If I’m a student studying George Lucas’s career, I want to see the THX 1138 he made in 1971, not the one he revamped thirty years later. The worst case of this was Spielberg getting all ethical and removing a few guns from ET. Insert inevitable Jar Jar Binks joke here.
By the way, if you haven’t seen THX 1138, check it out. Thanks to the Tagliners lads (don’t miss Mark Hamill’s facelift) for the link.
I agree about revising movies. Why not put that time and money and effort into making another movie?
Furthermore, there’s the problem with revisionism. EG. the revised Star Wars trilogy. I don’t have a problem with expanding on what was already there (e.g. more views of Cloud City in ESB, a shot of Coruscant at the end of ROJ), or even including a scene that was cut from the original release (e.g. the Luke-Wedge conversation, or the Han-Jabba conversation).

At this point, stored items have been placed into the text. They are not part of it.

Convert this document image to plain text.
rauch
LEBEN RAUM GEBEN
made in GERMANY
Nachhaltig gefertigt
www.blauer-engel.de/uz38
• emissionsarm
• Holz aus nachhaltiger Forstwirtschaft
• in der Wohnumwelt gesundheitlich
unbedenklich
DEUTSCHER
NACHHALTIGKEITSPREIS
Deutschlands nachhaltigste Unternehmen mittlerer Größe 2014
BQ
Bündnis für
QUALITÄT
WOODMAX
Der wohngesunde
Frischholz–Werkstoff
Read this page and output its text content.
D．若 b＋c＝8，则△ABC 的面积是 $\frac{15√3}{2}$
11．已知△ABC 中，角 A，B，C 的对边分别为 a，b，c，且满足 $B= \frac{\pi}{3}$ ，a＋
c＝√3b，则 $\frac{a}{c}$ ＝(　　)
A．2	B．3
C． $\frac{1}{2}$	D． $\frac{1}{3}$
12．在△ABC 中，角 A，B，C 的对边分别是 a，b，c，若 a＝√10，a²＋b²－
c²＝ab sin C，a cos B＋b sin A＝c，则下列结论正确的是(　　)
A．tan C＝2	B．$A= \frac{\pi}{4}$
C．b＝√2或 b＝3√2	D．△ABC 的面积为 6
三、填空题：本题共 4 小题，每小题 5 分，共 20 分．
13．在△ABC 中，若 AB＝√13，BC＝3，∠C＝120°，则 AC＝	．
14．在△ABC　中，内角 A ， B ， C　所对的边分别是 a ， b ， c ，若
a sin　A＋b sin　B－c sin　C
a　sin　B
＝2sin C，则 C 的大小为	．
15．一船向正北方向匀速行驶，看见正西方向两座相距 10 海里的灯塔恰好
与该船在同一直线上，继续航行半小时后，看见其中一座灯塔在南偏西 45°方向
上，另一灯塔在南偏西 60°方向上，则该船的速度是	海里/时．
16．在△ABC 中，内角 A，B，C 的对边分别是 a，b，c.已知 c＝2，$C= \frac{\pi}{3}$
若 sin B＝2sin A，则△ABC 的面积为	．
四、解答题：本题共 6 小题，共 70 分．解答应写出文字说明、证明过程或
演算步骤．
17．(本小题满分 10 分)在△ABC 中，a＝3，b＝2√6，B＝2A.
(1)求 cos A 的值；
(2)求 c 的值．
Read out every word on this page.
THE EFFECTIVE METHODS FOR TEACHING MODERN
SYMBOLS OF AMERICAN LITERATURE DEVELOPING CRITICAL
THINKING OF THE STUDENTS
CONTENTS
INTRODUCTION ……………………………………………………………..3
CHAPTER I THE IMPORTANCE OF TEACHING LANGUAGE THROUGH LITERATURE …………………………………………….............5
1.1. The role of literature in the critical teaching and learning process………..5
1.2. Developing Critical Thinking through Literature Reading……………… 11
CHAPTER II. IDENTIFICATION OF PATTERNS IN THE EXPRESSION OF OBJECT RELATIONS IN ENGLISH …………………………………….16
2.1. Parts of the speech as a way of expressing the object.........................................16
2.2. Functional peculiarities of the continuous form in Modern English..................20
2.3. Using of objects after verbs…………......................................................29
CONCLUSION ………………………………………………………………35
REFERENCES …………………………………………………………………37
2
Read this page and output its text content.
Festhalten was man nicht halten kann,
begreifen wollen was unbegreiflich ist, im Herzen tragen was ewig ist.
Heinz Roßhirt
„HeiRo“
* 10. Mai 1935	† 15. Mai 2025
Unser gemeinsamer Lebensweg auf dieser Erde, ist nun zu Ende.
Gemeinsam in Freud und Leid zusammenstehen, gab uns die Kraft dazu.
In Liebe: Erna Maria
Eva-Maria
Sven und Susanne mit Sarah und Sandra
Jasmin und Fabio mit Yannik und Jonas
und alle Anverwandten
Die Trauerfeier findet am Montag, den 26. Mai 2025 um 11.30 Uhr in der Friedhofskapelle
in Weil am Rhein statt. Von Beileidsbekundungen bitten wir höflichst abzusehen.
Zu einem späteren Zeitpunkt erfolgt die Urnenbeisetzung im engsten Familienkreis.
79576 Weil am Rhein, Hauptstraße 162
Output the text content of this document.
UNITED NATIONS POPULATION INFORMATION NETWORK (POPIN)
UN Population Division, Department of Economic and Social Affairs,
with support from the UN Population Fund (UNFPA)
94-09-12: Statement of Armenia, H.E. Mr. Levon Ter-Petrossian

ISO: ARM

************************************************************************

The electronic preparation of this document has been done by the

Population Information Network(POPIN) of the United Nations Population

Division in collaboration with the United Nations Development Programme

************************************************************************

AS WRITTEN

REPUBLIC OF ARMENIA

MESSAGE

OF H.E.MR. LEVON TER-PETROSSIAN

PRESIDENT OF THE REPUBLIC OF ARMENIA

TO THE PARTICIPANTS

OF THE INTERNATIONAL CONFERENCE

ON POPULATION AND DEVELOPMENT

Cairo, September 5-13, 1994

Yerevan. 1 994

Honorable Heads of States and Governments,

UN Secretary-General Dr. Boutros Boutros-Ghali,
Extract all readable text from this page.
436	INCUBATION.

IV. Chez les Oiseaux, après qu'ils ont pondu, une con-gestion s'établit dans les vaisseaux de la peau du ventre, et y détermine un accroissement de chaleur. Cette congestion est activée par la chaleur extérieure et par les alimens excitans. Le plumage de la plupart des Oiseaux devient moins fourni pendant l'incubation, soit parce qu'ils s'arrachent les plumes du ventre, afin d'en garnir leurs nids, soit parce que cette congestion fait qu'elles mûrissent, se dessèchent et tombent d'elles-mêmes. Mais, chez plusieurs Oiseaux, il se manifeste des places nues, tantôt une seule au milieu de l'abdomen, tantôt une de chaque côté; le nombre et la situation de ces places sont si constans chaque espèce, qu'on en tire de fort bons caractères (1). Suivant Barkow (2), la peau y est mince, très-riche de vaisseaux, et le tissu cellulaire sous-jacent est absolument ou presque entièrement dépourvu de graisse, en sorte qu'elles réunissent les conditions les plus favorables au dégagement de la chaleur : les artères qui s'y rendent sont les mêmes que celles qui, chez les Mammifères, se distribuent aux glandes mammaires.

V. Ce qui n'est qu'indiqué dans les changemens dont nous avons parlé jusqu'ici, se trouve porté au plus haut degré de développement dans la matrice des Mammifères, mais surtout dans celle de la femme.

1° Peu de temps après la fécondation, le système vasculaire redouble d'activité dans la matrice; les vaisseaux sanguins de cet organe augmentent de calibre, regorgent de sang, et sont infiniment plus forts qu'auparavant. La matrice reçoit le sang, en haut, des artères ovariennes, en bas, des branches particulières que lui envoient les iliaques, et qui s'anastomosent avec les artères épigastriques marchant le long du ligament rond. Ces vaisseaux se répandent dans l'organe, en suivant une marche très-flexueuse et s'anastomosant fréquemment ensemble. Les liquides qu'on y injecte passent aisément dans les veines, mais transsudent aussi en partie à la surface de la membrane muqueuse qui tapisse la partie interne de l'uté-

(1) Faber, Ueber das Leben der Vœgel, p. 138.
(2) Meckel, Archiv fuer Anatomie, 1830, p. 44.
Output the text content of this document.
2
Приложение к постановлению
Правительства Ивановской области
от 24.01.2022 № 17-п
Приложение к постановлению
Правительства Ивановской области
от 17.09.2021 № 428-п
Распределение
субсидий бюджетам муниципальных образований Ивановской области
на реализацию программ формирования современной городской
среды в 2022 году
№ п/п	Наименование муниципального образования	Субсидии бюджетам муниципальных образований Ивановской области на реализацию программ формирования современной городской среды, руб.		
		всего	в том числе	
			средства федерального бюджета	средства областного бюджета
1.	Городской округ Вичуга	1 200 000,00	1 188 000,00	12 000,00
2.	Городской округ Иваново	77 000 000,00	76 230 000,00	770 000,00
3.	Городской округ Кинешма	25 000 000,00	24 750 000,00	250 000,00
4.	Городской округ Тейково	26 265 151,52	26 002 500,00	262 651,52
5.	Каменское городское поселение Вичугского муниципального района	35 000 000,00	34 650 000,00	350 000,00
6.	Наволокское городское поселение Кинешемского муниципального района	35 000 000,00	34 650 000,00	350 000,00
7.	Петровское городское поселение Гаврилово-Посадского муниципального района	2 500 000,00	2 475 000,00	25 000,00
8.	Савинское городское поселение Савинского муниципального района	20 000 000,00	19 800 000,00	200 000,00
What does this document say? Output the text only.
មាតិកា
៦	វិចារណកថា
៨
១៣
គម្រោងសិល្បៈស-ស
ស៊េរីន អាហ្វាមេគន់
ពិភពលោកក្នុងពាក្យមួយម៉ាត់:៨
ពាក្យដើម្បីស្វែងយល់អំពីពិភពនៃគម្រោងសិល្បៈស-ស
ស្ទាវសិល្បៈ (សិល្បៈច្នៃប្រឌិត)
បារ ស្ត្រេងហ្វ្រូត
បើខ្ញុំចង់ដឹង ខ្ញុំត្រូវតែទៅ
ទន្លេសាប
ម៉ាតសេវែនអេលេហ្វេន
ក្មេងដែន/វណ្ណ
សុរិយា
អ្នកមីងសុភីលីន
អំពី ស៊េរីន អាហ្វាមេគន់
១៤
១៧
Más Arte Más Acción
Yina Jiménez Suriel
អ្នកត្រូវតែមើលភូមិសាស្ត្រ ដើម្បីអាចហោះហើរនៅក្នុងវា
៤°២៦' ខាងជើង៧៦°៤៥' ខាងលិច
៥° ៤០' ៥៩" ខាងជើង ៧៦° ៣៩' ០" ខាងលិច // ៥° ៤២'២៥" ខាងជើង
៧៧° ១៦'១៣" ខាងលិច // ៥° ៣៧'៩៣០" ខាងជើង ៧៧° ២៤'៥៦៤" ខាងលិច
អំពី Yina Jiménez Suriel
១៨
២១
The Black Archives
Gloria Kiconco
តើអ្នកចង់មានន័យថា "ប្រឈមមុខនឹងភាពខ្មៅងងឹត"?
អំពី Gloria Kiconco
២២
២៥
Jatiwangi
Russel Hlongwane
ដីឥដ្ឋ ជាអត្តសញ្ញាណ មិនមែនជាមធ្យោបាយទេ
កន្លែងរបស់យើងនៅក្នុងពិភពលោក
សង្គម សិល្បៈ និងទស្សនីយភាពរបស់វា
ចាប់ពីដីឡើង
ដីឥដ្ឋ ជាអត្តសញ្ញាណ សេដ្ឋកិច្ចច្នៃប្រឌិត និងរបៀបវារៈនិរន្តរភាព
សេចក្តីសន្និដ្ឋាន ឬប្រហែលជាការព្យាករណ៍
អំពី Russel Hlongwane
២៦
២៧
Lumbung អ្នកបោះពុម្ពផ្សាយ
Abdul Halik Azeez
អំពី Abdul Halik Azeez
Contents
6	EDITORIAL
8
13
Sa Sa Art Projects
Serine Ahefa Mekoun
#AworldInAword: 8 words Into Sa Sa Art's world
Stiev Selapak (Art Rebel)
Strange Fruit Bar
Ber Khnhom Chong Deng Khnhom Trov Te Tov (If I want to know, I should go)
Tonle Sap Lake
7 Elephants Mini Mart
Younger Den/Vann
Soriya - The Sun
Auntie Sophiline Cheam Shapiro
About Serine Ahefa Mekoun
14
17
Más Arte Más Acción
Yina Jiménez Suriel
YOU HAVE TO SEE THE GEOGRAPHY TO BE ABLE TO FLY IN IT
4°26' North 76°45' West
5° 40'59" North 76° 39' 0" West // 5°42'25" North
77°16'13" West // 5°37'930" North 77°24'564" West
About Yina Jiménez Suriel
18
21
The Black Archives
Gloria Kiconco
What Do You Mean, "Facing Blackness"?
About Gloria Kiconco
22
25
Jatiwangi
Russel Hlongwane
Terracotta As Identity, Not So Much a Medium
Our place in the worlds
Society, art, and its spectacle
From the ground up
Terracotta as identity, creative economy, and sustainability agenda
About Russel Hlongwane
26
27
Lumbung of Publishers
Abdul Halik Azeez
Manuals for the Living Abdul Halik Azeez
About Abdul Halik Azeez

I do have a problem with changing the plot or characters. E.G. Han, Greedo and who shot first. If Han shot second, that softens his character, presumably in keeping with George Lucas’ aim to make movies for children. That also raises the question of how Greedo could miss Han’s head from a distance of about 40 cm.
If you’re determined to revise a movie, expand but don’t alter. But, again, it’s better to make another movie. I think this highlights the problem with Lucas: a film-school geek who had a surprise hit summer movie, made a Death Star’s weight in merchandising money, followed it up with a much better sequel (ESB which was at least in part written by other people) and then begin the downward spiral with ROJ (redo the fighters versus the Death Star scene and the horror of the Ewoks). Lucas has been coasting on a string of flukes he had in the late 70s-early 80s, and accumulating bad karma ever since. He used to be Luke, now he’s Jabba.
Star Wars is interesting in that what keeps the fans loyal is NOT the core texts, the movies. It’s all the secondary (Expanded Universe novels and comics) and tertiary (fan fiction and films) material that inspire love and loyalty.
There’s already a revised version of TPM, except it is by an unknown fan. I haven’t seen it, but I hear it is an improvement. It seems to me that there will be more revisions of texts in the future, and that will lead to more battles over the meanings of theose texts.